Last weekend in Nashville, a Metro Nashville Police officer stopped to pose for a photo with the Valhalla crew, who have prominently been involved in some of the most recent major street takeovers across Nashville. Around the same time as the impromptu photo shoot with members whose hoodies read “Fuck Metro PD” across the back, an officer gave chase to a street racer, but his patrol car wasn’t able to catch up. As the car sported a fake license plate, there was no immediate way to trace the vehicle to its owner, although Scoop: Nashville confirmed the driver later swapped their license plate and rims before police knocked on their door, making the car hard to confirm, and no arrest was made.

Neighbors in Antioch, who already have response times in the hours for calls to police on the weekend, say they get no relief even if they call to report the illegal street racing and shutdowns. The street racers (a term coined by MNPD, they do not embrace that name for themselves) have successfully shut down intersections across Nashville with almost no enforcement. Even when the police arrive at their meets and side shows before the takeovers, they are outnumbered by at least 100:1, so enforcement is basically catching the last couple of cars as they leave so they can make a social media push about how they arrested a “street racer,” which is only for show, and does nothing to appease frustrated neighbors who deal with the noise until the early hours of the morning.

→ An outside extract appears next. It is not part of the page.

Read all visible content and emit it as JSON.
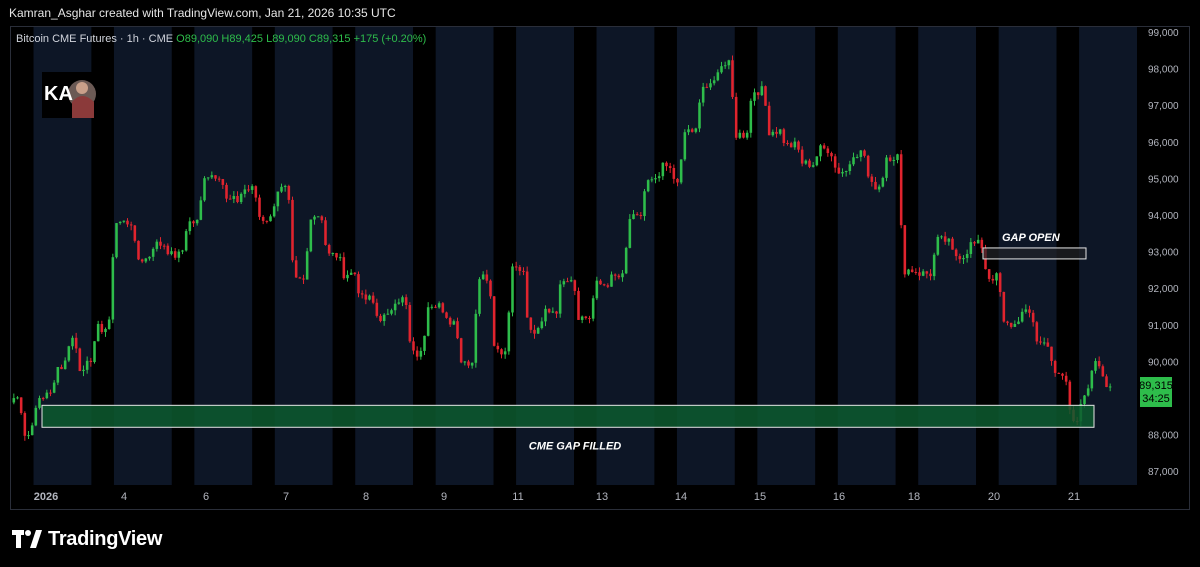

Previously, Metro Nashville Police escorted ATVs through intersections during takeovers, to avoid any escalation or safety issues, making a handful of minor arrests, which were later dismissed. In a 2019 Highway shutdown, they were powerless to do anything but watch as hundreds of cars dispersed throughout the city.

The “friendly” response is nothing new for Metro Nashville Police. In 2014, about 450 people marched through downtown Nashville in solidarity with Ferguson, Mo., blocking streets and interstates. The police department brought them hot chocolate as they shut down traffic on a major interstate.

More meets, sideshows, and street takeovers are planned in the coming weeks, according to multiple groups who routinely participate in the events.